10% of welsh farmers report killing badgers illegally
Emma Plowright (Vet News Farming Editor)
A study carried out by the University of Bangor, the University of Kent and Kingston University has shown that around 1 in 10 farmers and 14.5% of cattle farmers, in Wales admitted to killing a badger illegally in the 12 months preceding the study.
Previous research has suggested that badger culling may have a positive effect if at least 70% of badgers in an area are killed. This culling should be carried out by trained marksmen and is, at present, not permitted.

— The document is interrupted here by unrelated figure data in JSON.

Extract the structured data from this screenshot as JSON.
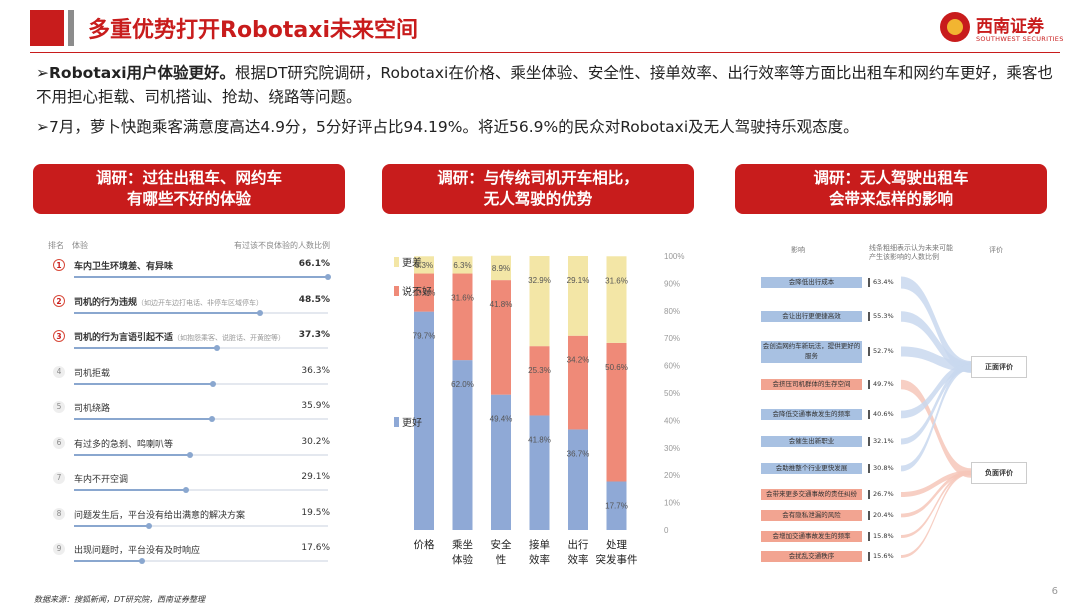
{
  "header": {
    "title": "多重优势打开Robotaxi未来空间",
    "logo_cn": "西南证券",
    "logo_en": "SOUTHWEST SECURITIES"
  },
  "bullets": [
    {
      "arrow": "➢",
      "bold": "Robotaxi用户体验更好。",
      "text": "根据DT研究院调研，Robotaxi在价格、乘坐体验、安全性、接单效率、出行效率等方面比出租车和网约车更好，乘客也不用担心拒载、司机搭讪、抢劫、绕路等问题。"
    },
    {
      "arrow": "➢",
      "bold": "",
      "text": "7月，萝卜快跑乘客满意度高达4.9分，5分好评占比94.19%。将近56.9%的民众对Robotaxi及无人驾驶持乐观态度。"
    }
  ],
  "panels": [
    {
      "line1": "调研：过往出租车、网约车",
      "line2": "有哪些不好的体验"
    },
    {
      "line1": "调研：与传统司机开车相比，",
      "line2": "无人驾驶的优势"
    },
    {
      "line1": "调研：无人驾驶出租车",
      "line2": "会带来怎样的影响"
    }
  ],
  "survey": {
    "col_rank": "排名",
    "col_item": "体验",
    "col_pct": "有过该不良体验的人数比例",
    "items": [
      {
        "rank": "1",
        "label": "车内卫生环境差、有异味",
        "sub": "",
        "pct": "66.1%",
        "value": 66.1
      },
      {
        "rank": "2",
        "label": "司机的行为违规",
        "sub": "（如边开车边打电话、非停车区域停车）",
        "pct": "48.5%",
        "value": 48.5
      },
      {
        "rank": "3",
        "label": "司机的行为言语引起不适",
        "sub": "（如抱怨乘客、说脏话、开黄腔等）",
        "pct": "37.3%",
        "value": 37.3
      },
      {
        "rank": "4",
        "label": "司机拒载",
        "sub": "",
        "pct": "36.3%",
        "value": 36.3
      },
      {
        "rank": "5",
        "label": "司机绕路",
        "sub": "",
        "pct": "35.9%",
        "value": 35.9
      },
      {
        "rank": "6",
        "label": "有过多的急刹、鸣喇叭等",
        "sub": "",
        "pct": "30.2%",
        "value": 30.2
      },
      {
        "rank": "7",
        "label": "车内不开空调",
        "sub": "",
        "pct": "29.1%",
        "value": 29.1
      },
      {
        "rank": "8",
        "label": "问题发生后，平台没有给出满意的解决方案",
        "sub": "",
        "pct": "19.5%",
        "value": 19.5
      },
      {
        "rank": "9",
        "label": "出现问题时，平台没有及时响应",
        "sub": "",
        "pct": "17.6%",
        "value": 17.6
      }
    ]
  },
  "chart_data": {
    "type": "bar",
    "stacked": true,
    "percent_stacked": true,
    "categories": [
      "价格",
      "乘坐体验",
      "安全性",
      "接单效率",
      "出行效率",
      "处理突发事件"
    ],
    "series": [
      {
        "name": "更好",
        "color": "#8fa9d6",
        "values": [
          79.7,
          62.0,
          49.4,
          41.8,
          36.7,
          17.7
        ],
        "labels": [
          "79.7%",
          "62.0%",
          "49.4%",
          "41.8%",
          "36.7%",
          "17.7%"
        ]
      },
      {
        "name": "说不好",
        "color": "#ef8a78",
        "values": [
          13.9,
          31.6,
          41.8,
          25.3,
          34.2,
          50.6
        ],
        "labels": [
          "13.9%",
          "31.6%",
          "41.8%",
          "25.3%",
          "34.2%",
          "50.6%"
        ]
      },
      {
        "name": "更差",
        "color": "#f3e6a6",
        "values": [
          6.3,
          6.3,
          8.9,
          32.9,
          29.1,
          31.6
        ],
        "labels": [
          "6.3%",
          "6.3%",
          "8.9%",
          "32.9%",
          "29.1%",
          "31.6%"
        ]
      }
    ],
    "yticks": [
      "0",
      "10%",
      "20%",
      "30%",
      "40%",
      "50%",
      "60%",
      "70%",
      "80%",
      "90%",
      "100%"
    ],
    "ylim": [
      0,
      100
    ],
    "legend_position": "left",
    "grid": false
  },
  "sankey": {
    "col_impact": "影响",
    "col_pct_1": "线条粗细表示认为未来可能",
    "col_pct_2": "产生该影响的人数比例",
    "col_eval": "评价",
    "items": [
      {
        "label": "会降低出行成本",
        "pct": "63.4%",
        "value": 63.4,
        "type": "pos"
      },
      {
        "label": "会让出行更便捷高效",
        "pct": "55.3%",
        "value": 55.3,
        "type": "pos"
      },
      {
        "label": "会创造网约车新玩法，提供更好的服务",
        "pct": "52.7%",
        "value": 52.7,
        "type": "pos"
      },
      {
        "label": "会挤压司机群体的生存空间",
        "pct": "49.7%",
        "value": 49.7,
        "type": "neg"
      },
      {
        "label": "会降低交通事故发生的频率",
        "pct": "40.6%",
        "value": 40.6,
        "type": "pos"
      },
      {
        "label": "会催生出新职业",
        "pct": "32.1%",
        "value": 32.1,
        "type": "pos"
      },
      {
        "label": "会助推整个行业更快发展",
        "pct": "30.8%",
        "value": 30.8,
        "type": "pos"
      },
      {
        "label": "会带来更多交通事故的责任纠纷",
        "pct": "26.7%",
        "value": 26.7,
        "type": "neg"
      },
      {
        "label": "会有隐私泄漏的风险",
        "pct": "20.4%",
        "value": 20.4,
        "type": "neg"
      },
      {
        "label": "会增加交通事故发生的频率",
        "pct": "15.8%",
        "value": 15.8,
        "type": "neg"
      },
      {
        "label": "会扰乱交通秩序",
        "pct": "15.6%",
        "value": 15.6,
        "type": "neg"
      }
    ],
    "eval_pos": "正面评价",
    "eval_neg": "负面评价"
  },
  "footer": {
    "source": "数据来源：搜狐新闻，DT研究院，西南证券整理",
    "page": "6"
  },
  "colors": {
    "brand": "#c81c1c",
    "better": "#8fa9d6",
    "unsure": "#ef8a78",
    "worse": "#f3e6a6"
  }
}
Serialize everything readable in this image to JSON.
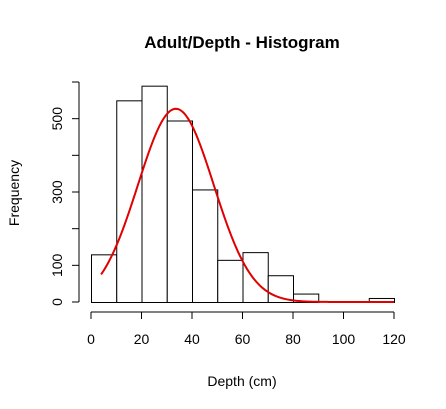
{
  "chart_data": {
    "type": "histogram",
    "title": "Adult/Depth - Histogram",
    "xlabel": "Depth (cm)",
    "ylabel": "Frequency",
    "xlim": [
      0,
      120
    ],
    "ylim": [
      0,
      600
    ],
    "x_ticks": [
      0,
      20,
      40,
      60,
      80,
      100,
      120
    ],
    "y_ticks": [
      0,
      100,
      300,
      500
    ],
    "bins": [
      {
        "start": 0,
        "end": 10,
        "value": 130
      },
      {
        "start": 10,
        "end": 20,
        "value": 550
      },
      {
        "start": 20,
        "end": 30,
        "value": 590
      },
      {
        "start": 30,
        "end": 40,
        "value": 495
      },
      {
        "start": 40,
        "end": 50,
        "value": 307
      },
      {
        "start": 50,
        "end": 60,
        "value": 115
      },
      {
        "start": 60,
        "end": 70,
        "value": 136
      },
      {
        "start": 70,
        "end": 80,
        "value": 73
      },
      {
        "start": 80,
        "end": 90,
        "value": 23
      },
      {
        "start": 90,
        "end": 100,
        "value": 0
      },
      {
        "start": 100,
        "end": 110,
        "value": 0
      },
      {
        "start": 110,
        "end": 120,
        "value": 11
      }
    ],
    "density_curve": {
      "type": "normal",
      "mean": 33.6,
      "sd": 15,
      "peak": 527,
      "x_range": [
        4,
        120
      ],
      "color": "#e00000"
    },
    "grid": false
  }
}
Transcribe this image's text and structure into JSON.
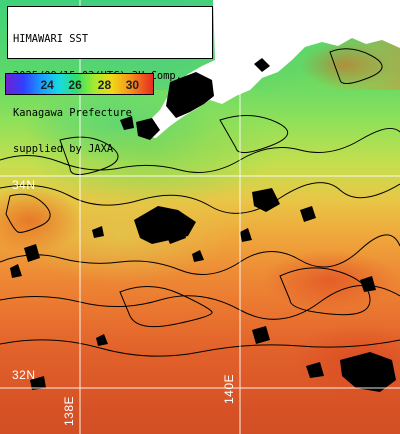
{
  "title": {
    "line1": "HIMAWARI SST",
    "line2": "2025/09/15 03(UTC) 3H Comp.",
    "line3": "Kanagawa Prefecture",
    "line4": "supplied by JAXA"
  },
  "legend": {
    "labels": [
      "24",
      "26",
      "28",
      "30"
    ],
    "colors": [
      "#7020d0",
      "#3040ff",
      "#1a9cff",
      "#19d8e6",
      "#2fe06a",
      "#a6ea2e",
      "#f0d818",
      "#f6961a",
      "#e82a24"
    ]
  },
  "grid": {
    "lat_labels": [
      "34N",
      "32N"
    ],
    "lon_labels": [
      "138E",
      "140E"
    ]
  },
  "land_color": "#ffffff",
  "cloud_mask_color": "#000000"
}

It is thought ‘Uncontrolled’ shooting such as that investigated in this study is likely to disrupt badger populations, causing the disease to spread further. This is because social groups within the population may be disrupted causing the surviving badgers to spread further than they otherwise would, passing on the disease both badgers and cattle.
A particular type of study was used in which dice are rolled in order to decide whether or not the respondent should answer truthfully. This means that those who behaved illegally are protected whilst giving only a five per cent error margin.

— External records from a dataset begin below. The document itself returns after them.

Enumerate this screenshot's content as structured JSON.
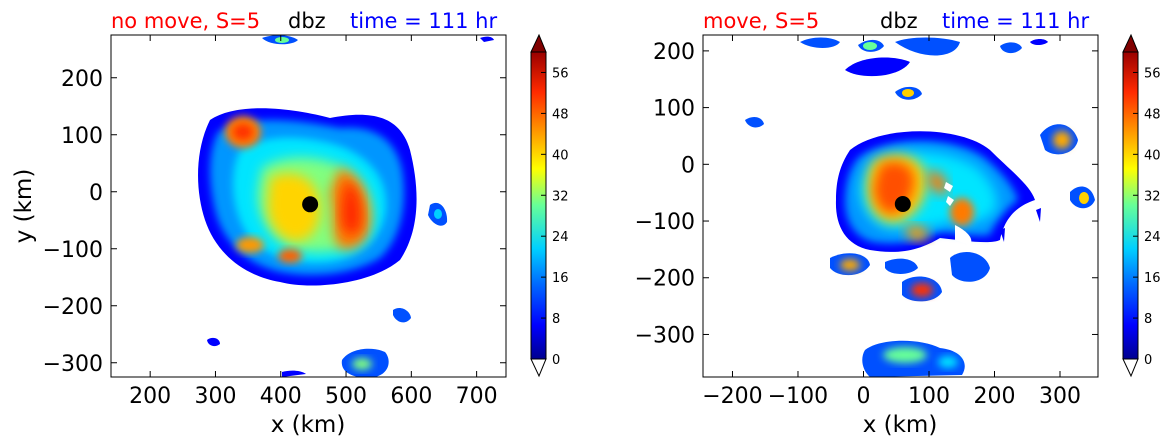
{
  "figure": {
    "colors": {
      "red_title": "#ff0000",
      "blue_title": "#0000ff",
      "black": "#000000"
    }
  },
  "chart_data": [
    {
      "type": "heatmap",
      "subtype": "filled-contour",
      "title_left": "no move, S=5",
      "title_center": "dbz",
      "title_right": "time = 111 hr",
      "xlabel": "x (km)",
      "ylabel": "y (km)",
      "xlim": [
        140,
        745
      ],
      "ylim": [
        -325,
        275
      ],
      "xticks": [
        200,
        300,
        400,
        500,
        600,
        700
      ],
      "yticks": [
        200,
        100,
        0,
        -100,
        -200,
        -300
      ],
      "center_marker": {
        "x": 445,
        "y": -22
      },
      "colorbar": {
        "min": 0,
        "max": 60,
        "ticks": [
          0,
          8,
          16,
          24,
          32,
          40,
          48,
          56
        ],
        "colormap": "jet",
        "extend": "both"
      }
    },
    {
      "type": "heatmap",
      "subtype": "filled-contour",
      "title_left": "move, S=5",
      "title_center": "dbz",
      "title_right": "time = 111 hr",
      "xlabel": "x (km)",
      "ylabel": "",
      "xlim": [
        -245,
        358
      ],
      "ylim": [
        -375,
        228
      ],
      "xticks": [
        -200,
        -100,
        0,
        100,
        200,
        300
      ],
      "yticks": [
        200,
        100,
        0,
        -100,
        -200,
        -300
      ],
      "center_marker": {
        "x": 60,
        "y": -70
      },
      "colorbar": {
        "min": 0,
        "max": 60,
        "ticks": [
          0,
          8,
          16,
          24,
          32,
          40,
          48,
          56
        ],
        "colormap": "jet",
        "extend": "both"
      }
    }
  ]
}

Researchers who carried out the study have stated that this information should be taken into account by policy makers as ‘studies investigating the effects of badger culling on TB outbreaks in cattle have not factored in the prevalence of illegal badger killing, and its potential to spread disease’
Last year the Welsh government opted against culls in favour of a badger vaccination scheme, which has been opposed by some due to its cost. It was announced this week that further measures will be put in place to prevent the spread of bovine TB.